The Magnate by Hermann Hagedorn
The Magnate by Hermann Hagedorn
Biography of William Boyce Thompson, copper mining magnate and founder of the Boyce Thompson Southwestern Arboretum and the Boyce Thompson Institute for Plant Research
Thompson died in 1930 and The Magnate was published by Hagedorn in 1935. It has been a while since I have read anything written in the 30s, so I can’t really put Hagedorn’s writing style in context: suffice it to say that it is florid and overwrought to the point of being baroque, and it took me a while to prune back the verbal shrubbery and get through to the essence of each sentence. Even after this effort, the book reads more like a hagiography than a balanced biography, but I’d say it was worth it to learn about this fascinating character.
Thompson was born in the placer gold camp of Alder Gulch-Virginia City, Montana in 1869, grew up there and in Butte and cut his teeth on the mining business working for his father, suppling and running mines on the rough-and-tumble frontier. He was schooled at Exeter, New Hampshire and the Columbia School of Mines and he began a career in New York as a broker and promoter of mining stocks and ventures, especially of the copper variety. His first major success was the Shannon Mine, in the Clifton-Morenci district, but he was involved with the early days of a remarkable number of mines I’ve worked around, including Robinson and Yerington, Nevada; Inspiration and Magma, Arizona. He founded Newmont first as a brokerage house (for NEW York and MONTana) then as company to hold his natural resource interests, probably his most enduring business legacy. He became a fan of science and devoted considerable time and money to botanical and agricultural research, founding the institutions enumerated in the lengthy subtitle of the book. So far, not so different from the Morgans, Rockefellers, Guggenheims, William Clark, Augustus Heintze, Marcus Daly or the other late 19th/early 20th C robber barons who were his partners and competitors in many ventures and who, like him, often turned to philanthropy toward the ends of their lives (repentance?).
What made Thompson different was Russia. Near the end of WWI, in 1917, he accepted a commission as a member of an American Red Cross mission to Russia. The Czar had fallen and the Kerensky government was teetering, the allies wanted the Russians to keep fighting on the German eastern front to avoid their being able to concentrate their forces on the western front. The Red Cross had a dual mission: aid the Russians as best they could, but also assess the situation and try get support for whichever of the feuding factions could get the army to keep fighting Germany. Thompson quickly became de facto leader of the group, a supporter of the revolution and of Kerensky’s and an implacable enemy of the aristocracy, which continued to scheme against Kerensky and try to regain power. At heart, he clearly sympathized with the Russian peasantry, whose simple demand for their own land resonated with Thompson, a rural Westerner with frontier roots. He also recognized that the soviets, traditional consultative village groups who held much of the real power after the fall of the monarchy, were fundamentally democratic organizations and he realized that the fate of the revolution and of the country was really in their hands. He pushed for a rapid propaganda and educational campaign to turn them away from the Bolsheviks and towards Kerensky. He put in $1mm of his own money to get this started, while he and his associates (esp Raymond Robbins) lobbied the US gov’t for more. Unfortunately, Woodrow Wilson snubbed and ignored them, the Bolshies won over the soviets, ousted Kerensky and the rest is history. Even then, while he did not like their radical economic policies, he believed that with time and western influence these could be mollified, that the Bolshies were the best option for the masses and could ultimately be allies of the democratic West. Again, Washington ignored his pleas (though he got a sympathetic hearing from Lloyd George, the British PM).

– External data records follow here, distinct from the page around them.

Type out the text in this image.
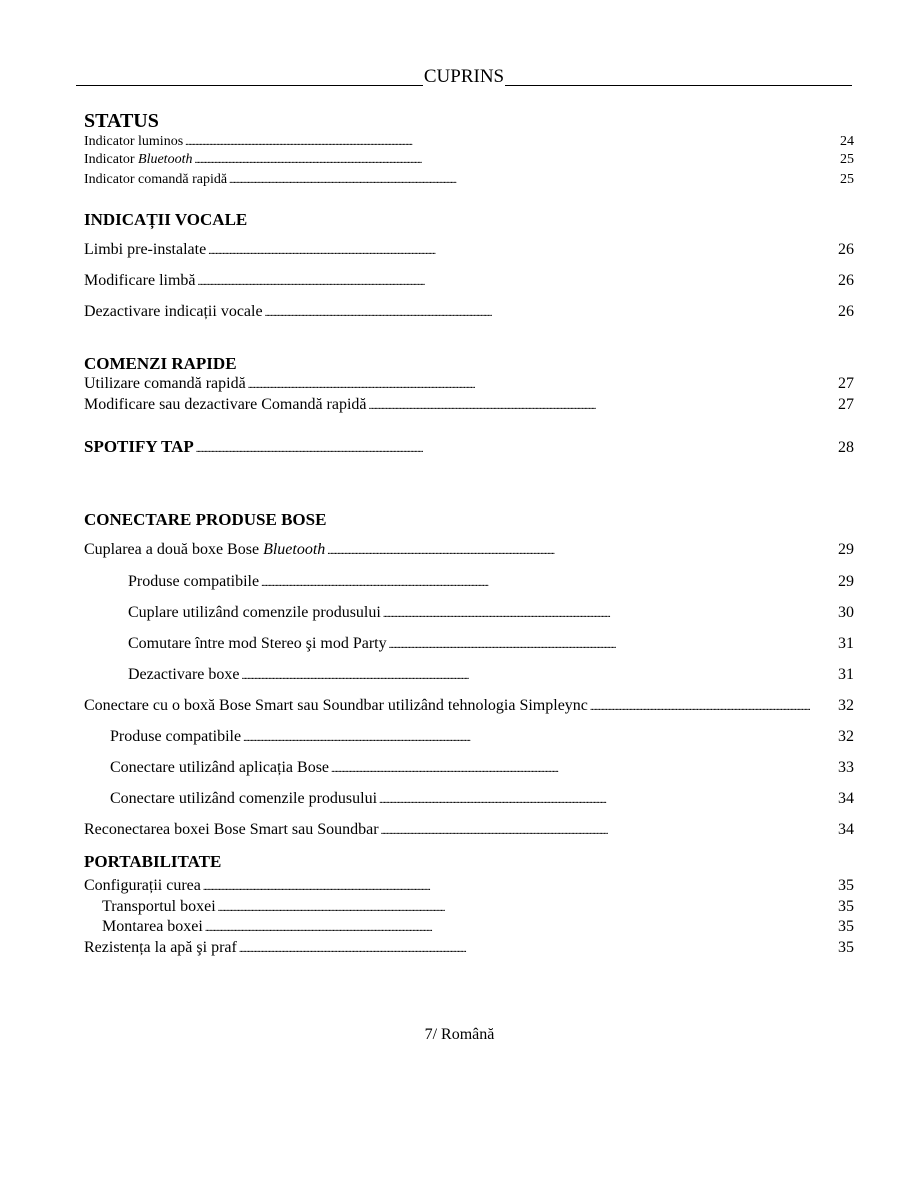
CUPRINS
STATUS
Indicator luminos . . .	24
Indicator Bluetooth . . .	25
Indicator comandă rapidă . . .	25
INDICAȚII VOCALE
Limbi pre-instalate . . .	26
Modificare limbă . . .	26
Dezactivare indicații vocale . . .	26
COMENZI RAPIDE
Utilizare comandă rapidă . . .	27
Modificare sau dezactivare Comandă rapidă . . .	27
SPOTIFY TAP . . .	28
CONECTARE PRODUSE BOSE
Cuplarea a două boxe Bose Bluetooth . . .	29
Produse compatibile . . .	29
Cuplare utilizând comenzile produsului . . .	30
Comutare între mod Stereo şi mod Party . . .	31
Dezactivare boxe . . .	31
Conectare cu o boxă Bose Smart sau Soundbar utilizând tehnologia Simpleync . . .	32
Produse compatibile . . .	32
Conectare utilizând aplicația Bose . . .	33
Conectare utilizând comenzile produsului . . .	34
Reconectarea boxei Bose Smart sau Soundbar . . .	34
PORTABILITATE
Configurații curea . . .	35
Transportul boxei . . .	35
Montarea boxei . . .	35
Rezistența la apă şi praf . . .	35
7/ Română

His support for the Revolution and engagement with the Bolsheviks made him a controversial figure upon his return to America. The press accused him of financing the Reds and Washington shunned him. He got back to business and Republican politics (anti-Wilson, as much as anything), but ultimately was bored of the former and became frustrated by the latter. He retired from public life, returned to his early interest in science, and founded the aforementioned plant research institutions. He was just over 60 years old when he died of pneumonia in 1930.
While not a great book, Hagedorn’s biography is worth plowing through to get a look at a rather unique turn-of-the 20th C capitalist and mining man who left a legacy still valued by stockholders (Newmont) and Arizonans (the Boyce Thompson Arboretum), most of whom I’m sure have no idea how unusual Mr. Thompson actually was and what a difference he might have made in 20th C history if only Woodrow Wilson had listened to, and acted on, his insights into revolutionary Russia!